To answer the main question, console exclusives (which for the most part are first party games) have always been good for the consumer, it ensures that each console developer takes the time to entice gamers with worthwhile experiences you can't find elsewhere. Once they have their attention, they need to make sure they retain that interest with additional exclusives. This perpetuating interest is all backed by a high quality piece of hardware that can run the said exclusives as seamless as possible.
If you take away the exclusives, all you have left are third party companies spending more resources on coding each version to work as smooth as possible for each platform, which given past track records for multiplats (like Skyrim and Silent Hill HD collection, for example), isn't always effective (even post-patching). This same effort can be put towards making one definitive version compatible with one set of hardware rules, and creating a more fleshed out experience in result of this.

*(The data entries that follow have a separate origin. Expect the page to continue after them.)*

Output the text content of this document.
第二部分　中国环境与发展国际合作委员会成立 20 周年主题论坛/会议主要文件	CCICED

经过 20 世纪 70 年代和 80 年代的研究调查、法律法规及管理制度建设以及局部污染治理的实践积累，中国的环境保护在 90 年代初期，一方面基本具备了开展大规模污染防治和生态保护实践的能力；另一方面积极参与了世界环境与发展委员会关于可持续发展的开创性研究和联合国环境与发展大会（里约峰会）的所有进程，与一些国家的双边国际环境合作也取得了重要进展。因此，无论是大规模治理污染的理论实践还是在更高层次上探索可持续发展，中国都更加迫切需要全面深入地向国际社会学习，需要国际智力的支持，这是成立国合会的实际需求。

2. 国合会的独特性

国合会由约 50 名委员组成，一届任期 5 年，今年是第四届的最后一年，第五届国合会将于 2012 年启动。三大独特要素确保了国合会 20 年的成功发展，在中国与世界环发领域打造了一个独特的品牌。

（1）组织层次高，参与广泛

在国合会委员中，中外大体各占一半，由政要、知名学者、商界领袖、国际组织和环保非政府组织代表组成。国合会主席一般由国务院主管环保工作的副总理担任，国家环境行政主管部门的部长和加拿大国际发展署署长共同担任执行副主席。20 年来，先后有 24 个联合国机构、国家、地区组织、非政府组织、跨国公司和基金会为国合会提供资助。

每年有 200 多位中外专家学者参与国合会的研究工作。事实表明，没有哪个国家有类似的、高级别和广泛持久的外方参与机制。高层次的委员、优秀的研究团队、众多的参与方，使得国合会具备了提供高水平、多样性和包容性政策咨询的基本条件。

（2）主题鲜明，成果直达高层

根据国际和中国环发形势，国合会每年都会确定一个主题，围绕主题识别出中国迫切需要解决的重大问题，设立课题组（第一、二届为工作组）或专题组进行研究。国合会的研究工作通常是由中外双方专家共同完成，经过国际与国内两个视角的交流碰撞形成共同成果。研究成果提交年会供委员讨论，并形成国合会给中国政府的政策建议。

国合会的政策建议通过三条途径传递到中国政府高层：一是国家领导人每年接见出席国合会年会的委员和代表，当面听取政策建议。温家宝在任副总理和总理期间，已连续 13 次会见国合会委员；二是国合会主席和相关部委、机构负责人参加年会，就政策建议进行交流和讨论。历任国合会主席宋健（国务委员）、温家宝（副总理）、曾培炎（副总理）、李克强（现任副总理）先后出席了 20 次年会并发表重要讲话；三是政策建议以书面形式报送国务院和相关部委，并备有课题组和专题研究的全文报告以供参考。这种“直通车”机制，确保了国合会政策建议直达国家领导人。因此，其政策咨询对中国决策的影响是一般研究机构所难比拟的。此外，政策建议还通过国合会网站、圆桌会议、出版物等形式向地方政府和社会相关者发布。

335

In short, if there are no first party exclusives to bring to the table (which be honest, why would Sony / Microsoft / Nintendo want to sell software to consumers that own the competitor's hardware, when they currently have an existing hardware model that they need to sell?), it would decrease the competition and quality in the current marketplace, and would overall hurt the gaming diversity available.
If you are talking about a future system where there is only one hardware box available, and that all but one company gets out of the hardware game, then who would be the one company that would dictate the hardware? That idea is too similar to the current PC marketplace, which is basically where most all of these ideas have already been streamlined anyways.